La régularité procédurale et l’acquisition de la clause résolutoire
Le juge vérifie d’abord le strict respect des formalités préalables à l’action en résiliation. La notification de l’assignation à la préfecture et la saisine de la commission de prévention des expulsions sont régulières. « Une copie de l’assignation a été notifiée à la préfecture du [Localité 5] par la voie électronique le 28 FÉVRIER 2025, soit plus de six semaines avant l’audience » (Motifs, sur la recevabilité).

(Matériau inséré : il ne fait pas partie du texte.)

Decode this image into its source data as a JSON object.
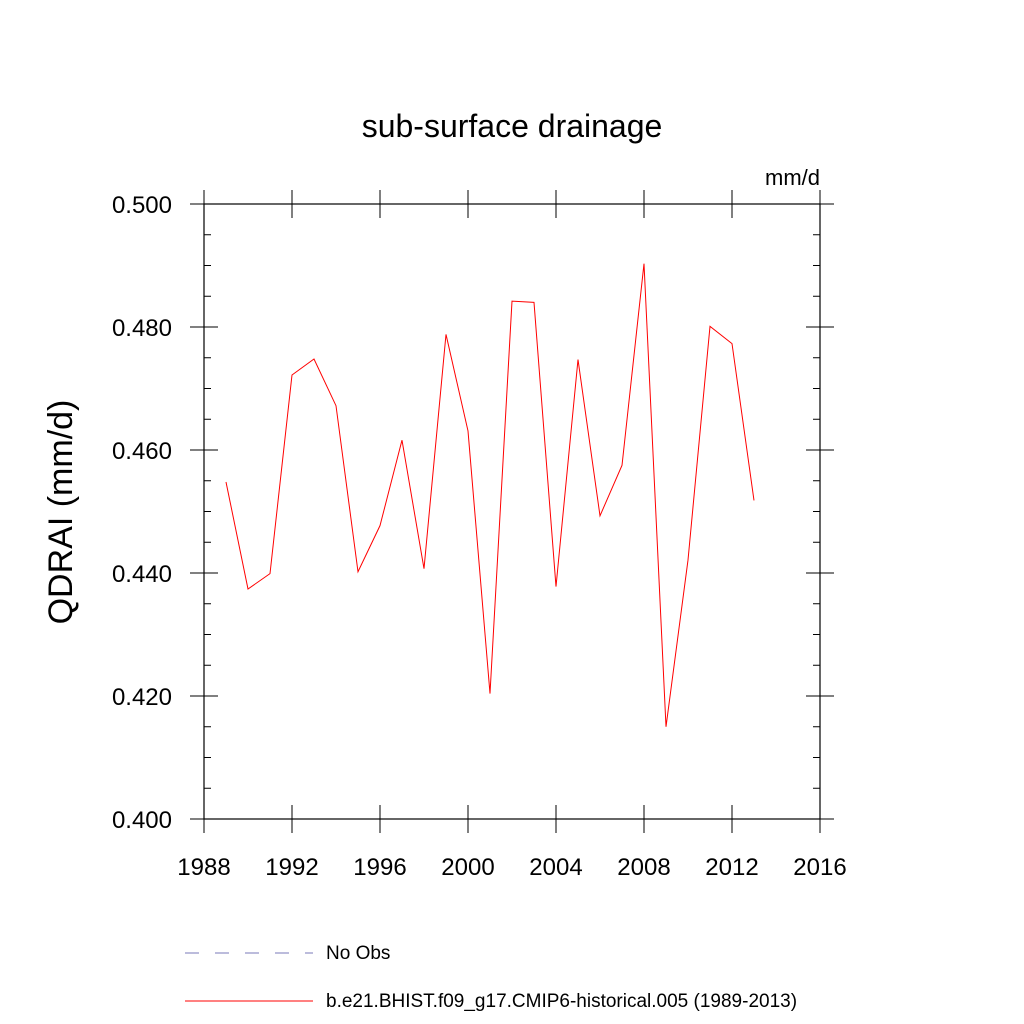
{
  "chart_data": {
    "type": "line",
    "title": "sub-surface drainage",
    "units_label": "mm/d",
    "ylabel": "QDRAI  (mm/d)",
    "xlabel": "",
    "xlim": [
      1988,
      2016
    ],
    "ylim": [
      0.4,
      0.5
    ],
    "x_ticks": [
      1988,
      1992,
      1996,
      2000,
      2004,
      2008,
      2012,
      2016
    ],
    "x_tick_labels": [
      "1988",
      "1992",
      "1996",
      "2000",
      "2004",
      "2008",
      "2012",
      "2016"
    ],
    "y_ticks": [
      0.4,
      0.42,
      0.44,
      0.46,
      0.48,
      0.5
    ],
    "y_tick_labels": [
      "0.400",
      "0.420",
      "0.440",
      "0.460",
      "0.480",
      "0.500"
    ],
    "grid": false,
    "legend_position": "bottom",
    "legend": [
      {
        "label": "No Obs",
        "style": "dashed",
        "color": "#7a7ab8"
      },
      {
        "label": "b.e21.BHIST.f09_g17.CMIP6-historical.005 (1989-2013)",
        "style": "solid",
        "color": "#ff0000"
      }
    ],
    "series": [
      {
        "color": "#ff0000",
        "x": [
          1989,
          1990,
          1991,
          1992,
          1993,
          1994,
          1995,
          1996,
          1997,
          1998,
          1999,
          2000,
          2001,
          2002,
          2003,
          2004,
          2005,
          2006,
          2007,
          2008,
          2009,
          2010,
          2011,
          2012,
          2013
        ],
        "y": [
          0.4548,
          0.4374,
          0.4399,
          0.4722,
          0.4748,
          0.4672,
          0.4402,
          0.4477,
          0.4616,
          0.4407,
          0.4788,
          0.4631,
          0.4204,
          0.4842,
          0.484,
          0.4378,
          0.4747,
          0.4493,
          0.4575,
          0.4903,
          0.415,
          0.4421,
          0.4801,
          0.4773,
          0.4518
        ]
      }
    ]
  }
}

Cette vérification rigoureuse assure la protection des locataires face à une procédure d’expulsion. Elle garantit le respect des droits de la défense et du cadre légal contraignant.

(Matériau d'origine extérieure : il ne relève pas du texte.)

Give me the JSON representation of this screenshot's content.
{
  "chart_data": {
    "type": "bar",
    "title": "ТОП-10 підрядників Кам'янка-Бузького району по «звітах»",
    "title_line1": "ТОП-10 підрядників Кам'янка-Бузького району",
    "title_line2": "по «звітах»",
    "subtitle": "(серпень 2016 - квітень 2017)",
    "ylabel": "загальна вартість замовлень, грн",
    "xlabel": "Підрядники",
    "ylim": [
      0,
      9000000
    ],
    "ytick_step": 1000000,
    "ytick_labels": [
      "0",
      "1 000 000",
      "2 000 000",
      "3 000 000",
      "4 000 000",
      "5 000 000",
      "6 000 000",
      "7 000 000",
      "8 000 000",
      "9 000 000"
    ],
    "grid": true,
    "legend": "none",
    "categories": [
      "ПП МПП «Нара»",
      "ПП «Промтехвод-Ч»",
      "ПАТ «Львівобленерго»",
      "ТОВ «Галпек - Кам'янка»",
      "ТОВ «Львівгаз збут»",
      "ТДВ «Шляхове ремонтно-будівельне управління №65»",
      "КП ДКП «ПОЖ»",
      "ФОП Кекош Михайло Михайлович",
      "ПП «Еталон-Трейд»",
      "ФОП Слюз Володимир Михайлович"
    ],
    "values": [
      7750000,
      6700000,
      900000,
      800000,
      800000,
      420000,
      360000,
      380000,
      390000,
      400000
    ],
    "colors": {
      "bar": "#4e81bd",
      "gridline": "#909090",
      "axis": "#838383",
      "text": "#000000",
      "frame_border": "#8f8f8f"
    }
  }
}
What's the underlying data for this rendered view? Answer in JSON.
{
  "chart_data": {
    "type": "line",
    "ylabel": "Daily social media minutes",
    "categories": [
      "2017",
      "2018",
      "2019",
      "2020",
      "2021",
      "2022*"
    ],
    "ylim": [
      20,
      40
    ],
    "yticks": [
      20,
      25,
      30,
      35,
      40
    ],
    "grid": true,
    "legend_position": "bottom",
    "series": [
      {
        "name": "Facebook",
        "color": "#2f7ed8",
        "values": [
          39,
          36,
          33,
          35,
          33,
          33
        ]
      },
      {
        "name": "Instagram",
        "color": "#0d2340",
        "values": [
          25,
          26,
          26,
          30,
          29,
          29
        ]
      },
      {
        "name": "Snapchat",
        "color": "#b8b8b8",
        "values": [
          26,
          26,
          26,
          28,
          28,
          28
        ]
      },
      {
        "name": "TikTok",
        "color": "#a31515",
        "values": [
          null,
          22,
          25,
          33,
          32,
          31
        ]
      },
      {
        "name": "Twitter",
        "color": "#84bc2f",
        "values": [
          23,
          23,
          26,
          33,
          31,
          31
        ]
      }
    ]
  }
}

La cour examine ensuite les conditions de mise en œuvre de la clause résolutoire légale. Un commandement de payer infructueux a été signifié, déclenchant le délai de deux mois prévu par la loi. « Ce commandement est demeuré infructueux pendant plus de six semaines, de sorte qu’il y a lieu de constater que les conditions d’acquisition de la clause résolutoire contenue dans le bail étaient réunies » (Motifs, sur l’acquisition). Cette application stricte consacre l’efficacité de la clause après l’échec des mesures de recouvrement. Elle rappelle que le mécanisme protecteur des délais cède face à une carence persistante du débiteur.
La détermination des condamnations pécuniaires et leurs modalités
La décision opère une distinction nette entre la créance alléguée et la créance retenue. Le bailleur produit un décompte pour un montant supérieur à celui de l’assignation. « Cependant, ce montant n’a pas pu être débattu contradictoirement. Il ne pourra donc pas être retenu » (Motifs, II. SUR LES DEMANDES DE CONDAMNATION AU PAIEMENT). Le juge écarte ainsi toute somme non soumise à la contradiction initiale. Cette rigueur procédurale protège le défendeur défaillant contre des demandes non contestées mais non débattues.
Le jugement organise enfin la réparation du préjudice futur par une indemnité d’occupation. Celle-ci est fixée au montant du loyer et des charges jusqu’à la libération des lieux. « Cette indemnité mensuelle d’occupation sera fixée au montant résultant du loyer et des charges » (Motifs, II. SUR LES DEMANDES DE CONDAMNATION AU PAIEMENT). Cette mesure compense l’occupation indue du bien privant le propriétaire de sa jouissance. Elle assure une réparation intégrale et continue du préjudice jusqu’à la restitution effective.